Director, Clinical Data Management

Summary: 

The Director, Clinical Data Management (CDM) is responsible for leading and executing the organization’s CDM strategy in alignment with overall company objectives. This role provides oversight of assigned operational areas, including financial performance, across multiple delivery models such as Functional Service Provider (FSP), Full-Service, and stand-alone CDM engagements for designated sponsors.

The Director ensures the consistent delivery of high-quality services, driving customer satisfaction and operational excellence. This position provides leadership and guidance to the CDM team while ensuring compliance with all applicable Standard Operating Procedures (SOPs), Good Clinical Practice (GCP) ICH Guidelines, regulatory requirements, and sponsor-specific standards.

Serving as a primary liaison between clients and internal stakeholders, the Director leverages deep expertise in clinical data management, operations, and financial oversight to understand business needs, inform decision-making, and support efficient day-to-day execution.

Essential Duties and Responsibilities include the following. Other duties may be assigned at the company’s sole discretion. 

• Lead the execution of CDM and broader company strategies, ensuring alignment with organizational goals.
  
• Provide oversight of CDM delivery across assigned regions and service models (FSP, Full-Service, Stand-Alone).
• Manage assigned sponsor financials and/or department, as requested
  
• Create, oversee, and participate in department and company initiatives.
• Responsible for selection, training, development and performance management of reporting staff
• Resourcing of staff and/or projects (direct staff or vendor/supplier)
• Ensure team deliverable are completed on time and with high quality
• Ensure metric goals for assigned sponsor(s) are met or exceeded, proactively managing and mitigating risks
• Influence cross-functional leadership participation to ensure sponsor and/or project goals are effectively supported
• Support business development activities such as contracts, proposals, bid defense meetings, conferences and work to obtain new business, as requested
• Participate in and/or contribute to sponsor and/or regulatory audits/inspections
• Review, update and/or create SOPs as needed.
• Manage statements of work, vendor contracts, and partner accountability.
• Ensure proper testing, documentation, and process monitoring.
• May be a core member of governance meetings, participating and/or attending, as required.
• Ability to travel up to 30% as needed.
• Perform other duties as required.

Qualifications & Educational Requirements:

• Bachelor’s degree in life sciences, pharmacy, or related field preferred.
• Minimum of 7 years of functional clinical data management (CDM) work experience and 6+ years of management experience preferred.
  • A combination of 5+ years of functional CDM experience and 5+years of management experience may also be considered.
• Broad knowledge of drug development processes, metabolic experience preferred
• Understanding of global clinical development budgets and relationship to productivity targets
• Knowledge of effective clinical data management practices
• Vendor management experience (preferred)
• Ability to quickly analyze and resolve technical issues
• Strong analytical, problem solving, project management, and stakeholder management skills                                                                                                                                                                                                                                                                                                                                                                                                                                                                                                                                                                                                                                                                                                                     

Skills, Knowledge, and Abilities: 

• Experience working with Electronic Data Capture (EDC) systems and vendor platforms, including knowledge of URL testing requirements.

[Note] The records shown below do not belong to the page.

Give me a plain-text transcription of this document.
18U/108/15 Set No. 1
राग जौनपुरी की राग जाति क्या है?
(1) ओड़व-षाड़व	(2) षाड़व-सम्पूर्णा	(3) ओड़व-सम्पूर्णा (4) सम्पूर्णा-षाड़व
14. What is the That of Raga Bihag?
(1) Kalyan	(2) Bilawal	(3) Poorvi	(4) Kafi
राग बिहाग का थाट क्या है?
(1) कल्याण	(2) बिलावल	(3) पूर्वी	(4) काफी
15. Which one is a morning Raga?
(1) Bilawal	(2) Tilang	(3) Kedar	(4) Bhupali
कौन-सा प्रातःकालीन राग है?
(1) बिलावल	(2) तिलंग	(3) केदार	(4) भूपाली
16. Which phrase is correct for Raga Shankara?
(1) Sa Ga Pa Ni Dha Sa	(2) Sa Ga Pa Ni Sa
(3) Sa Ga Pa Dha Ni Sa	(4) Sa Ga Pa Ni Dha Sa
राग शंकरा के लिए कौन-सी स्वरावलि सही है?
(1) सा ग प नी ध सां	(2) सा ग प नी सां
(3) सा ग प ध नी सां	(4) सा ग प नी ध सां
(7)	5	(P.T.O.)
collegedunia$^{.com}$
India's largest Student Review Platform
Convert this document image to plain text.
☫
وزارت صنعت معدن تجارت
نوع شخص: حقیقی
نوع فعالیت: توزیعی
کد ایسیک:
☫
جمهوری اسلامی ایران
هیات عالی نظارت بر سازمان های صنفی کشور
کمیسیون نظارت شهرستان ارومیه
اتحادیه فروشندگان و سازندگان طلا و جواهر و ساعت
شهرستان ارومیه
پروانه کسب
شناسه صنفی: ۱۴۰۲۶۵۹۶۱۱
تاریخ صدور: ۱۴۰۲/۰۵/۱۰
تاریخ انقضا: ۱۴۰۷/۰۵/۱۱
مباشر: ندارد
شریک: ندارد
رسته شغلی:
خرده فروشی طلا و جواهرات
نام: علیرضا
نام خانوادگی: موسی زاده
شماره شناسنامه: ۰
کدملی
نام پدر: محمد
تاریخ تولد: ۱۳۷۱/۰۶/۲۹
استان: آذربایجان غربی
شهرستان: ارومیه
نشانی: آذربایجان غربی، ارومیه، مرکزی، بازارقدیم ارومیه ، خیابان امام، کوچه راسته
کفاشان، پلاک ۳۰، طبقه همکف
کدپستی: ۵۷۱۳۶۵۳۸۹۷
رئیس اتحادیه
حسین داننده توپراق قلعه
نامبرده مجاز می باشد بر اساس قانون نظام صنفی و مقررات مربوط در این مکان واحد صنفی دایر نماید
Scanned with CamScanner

• Experience working with global and cross-functional teams.
• Strong project management skills.
• Proven leadership and management experience.
• Experience with resource planning and team staffing.
• Commercial experience supporting proposals, bidding, or bid defense.
• Experience supporting sponsor governance meetings and relationship kick-off meetings.
• Strong written and verbal communication skills.
• High attention to detail and strong organizational skills.
• Strong computer skills, including proficiency with Microsoft Office and data management systems.
• Ability to prioritize work and manage multiple projects simultaneously.
• Able to make decisions effectively in dynamic or evolving environments.
• Flexible, collaborative team player.

Physical Demands:

The physical demands described here are representative of those that must be met by an employee to successfully perform the essential functions of this job. Reasonable accommodations may be made to enable individuals with disabilities to perform the essential functions.

The employee must occasionally lift and/or move up to 15 pounds. Specific vision abilities required by this job include close vision, distance vision, peripheral vision, depth perception, and ability to adjust focus. While performing the duties of this job, the employee is regularly required to sit and talk or hear. The employee is frequently required to stand; walk; use hands to finger, handle, or feel and reach with hands and arms. The employee is occasionally required to stoop, kneel, crouch, or crawl.